We will not repeat those calculations manually but show the results from the spread sheet on your CD shortly. Axial Load, Installation Post Plug Bump After the plug bumps and we verify that the displacement volume is correct we release the bump pressure. The surface pressure is bled to zero and we watch it for a short time to verify that the float is holding. We do not hold pressure on the inside of the casing because we want the cement to set while the casing is in a mode of radial compression. Later as we increase the mud density while drilling deeper the casing is further expanded against the cement maintaining contact and assuring that micro channels do not form between the casing and set cement. Were we to maintain internal pressure in the casing while the cement sets and later release that pressure, the casing would contract more than the cement would expand and a micro annular channel might form between the casing and the cement. We calculate the true axial load just as before except we have the displacement fluid with no added pressure inside the casing to calculate the pressures at the points where the wall thickness changes. The only thing that changes for this case is the internal pressures at the nodes (external pressure at bottom is the same as the plug bump case above. Then we calculate the nodal forces

Next we plot the three axial load cases. Figure 6-7 Surface casing axial loads Notice that the plug bump pressure increases the axial load on larger diameter pipe considerably. We used a bump pressure of 1000 psi here for illustration, but it practice we might consider reducing that to maybe 500 psi above our final displacement pressure. For our axial design we will use the true axial load at plug bump, and we have already stated that we are going to use a design factor of 1.6 and 100,000 lb over pull, whichever is greater.

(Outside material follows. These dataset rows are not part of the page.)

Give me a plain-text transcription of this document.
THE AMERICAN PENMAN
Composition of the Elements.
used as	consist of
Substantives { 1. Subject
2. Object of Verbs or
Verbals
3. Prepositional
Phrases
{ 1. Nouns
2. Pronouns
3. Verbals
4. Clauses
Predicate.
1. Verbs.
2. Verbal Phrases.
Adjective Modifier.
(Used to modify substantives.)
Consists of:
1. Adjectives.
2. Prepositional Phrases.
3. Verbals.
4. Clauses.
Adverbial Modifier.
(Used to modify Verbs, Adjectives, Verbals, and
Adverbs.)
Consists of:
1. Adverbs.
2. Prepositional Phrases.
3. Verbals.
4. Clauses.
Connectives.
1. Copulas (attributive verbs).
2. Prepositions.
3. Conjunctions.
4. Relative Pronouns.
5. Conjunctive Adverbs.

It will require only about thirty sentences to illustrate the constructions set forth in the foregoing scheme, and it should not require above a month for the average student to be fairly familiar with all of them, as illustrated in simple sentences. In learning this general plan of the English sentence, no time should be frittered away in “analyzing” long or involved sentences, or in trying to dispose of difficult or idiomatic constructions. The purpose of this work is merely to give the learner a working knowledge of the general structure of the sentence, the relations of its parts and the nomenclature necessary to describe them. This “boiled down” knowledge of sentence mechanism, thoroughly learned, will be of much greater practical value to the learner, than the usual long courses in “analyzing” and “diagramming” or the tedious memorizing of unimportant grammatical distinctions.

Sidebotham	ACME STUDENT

Figure 6-8 Surface casing axial design In this case the design factor of 1.6 is greater than the 100,000 lb over pull at all points of consequence so we use the design factor line as the design line. When we plot the casing we have already selected to meet the collapse and burst requirements we find that it easily exceeds the tension requirements also. This is fairly typical of many surface strings, but the tensile design should always be checked to be certain. As we have mentioned earlier some regulatory agencies require an un-buoyed axial design and since we have already done the calculations lets plot it and see if our preliminary selection also satisfies that design criterion. We see that it does.

Figure 6-9 Surface casing un-buoyed axial load and selection for comparison Our preliminary selection for collapse and burst still satisfy our axial design criteria. Notice though that the safety factor curve becomes the design line at the top of the string in the un-buoyed case.

Figure 6-10 Surface casing summary Axial Load Compression Our selection at this point accounts for common loading, but does not account for the compressive loads of out intermediate casing, production casing, tubing, and well head which it will eventually support. We will not know those loads until we select the other casing strings, therefore we will return to the surface casing later.